It is difficult to provide a brief summary of techniques used in modern number theory. Traditionally, mathematical research has been classified by the method mathematicians exploit to study their research areas, except possibly for number theory. For example, algebraists study mathematical questions related to abstract algebraic systems in a purely algebraic way (only allowing axioms defining their algebraic systems), differential geometers study manifolds via infinitesimal analysis, and algebraic geometers study geometry of algebraic varieties (and its siblings) via commutative algebras and category theory. There are no central techniques which distinguish number theory from other subjects, or rather, number theorists exploit any techniques available to hand to solve problems specific to number theory.

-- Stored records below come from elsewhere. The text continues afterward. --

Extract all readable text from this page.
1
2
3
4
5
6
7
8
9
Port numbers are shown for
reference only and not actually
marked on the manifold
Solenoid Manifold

In this sense, number theory is a discipline in mathematics which cannot be classified by methodology from the above traditional viewpoint but is just a web of rather specific problems (or conjectures) tightly and subtly knit to each other. We just study numbers, those simple ones, like integers, rational numbers, algebraic numbers, real and complex numbers and p-adic numbers, and that is it.

What has emerged from our rather long history is that we continue to study at least two aspects of these numbers: the numbers of the base field and the numbers of its extensions. For example, the quadratic reciprocity lawdescribes in a simple way how rational primes decompose as a product of prime ideals in a quadratic extension only using data from rational integers.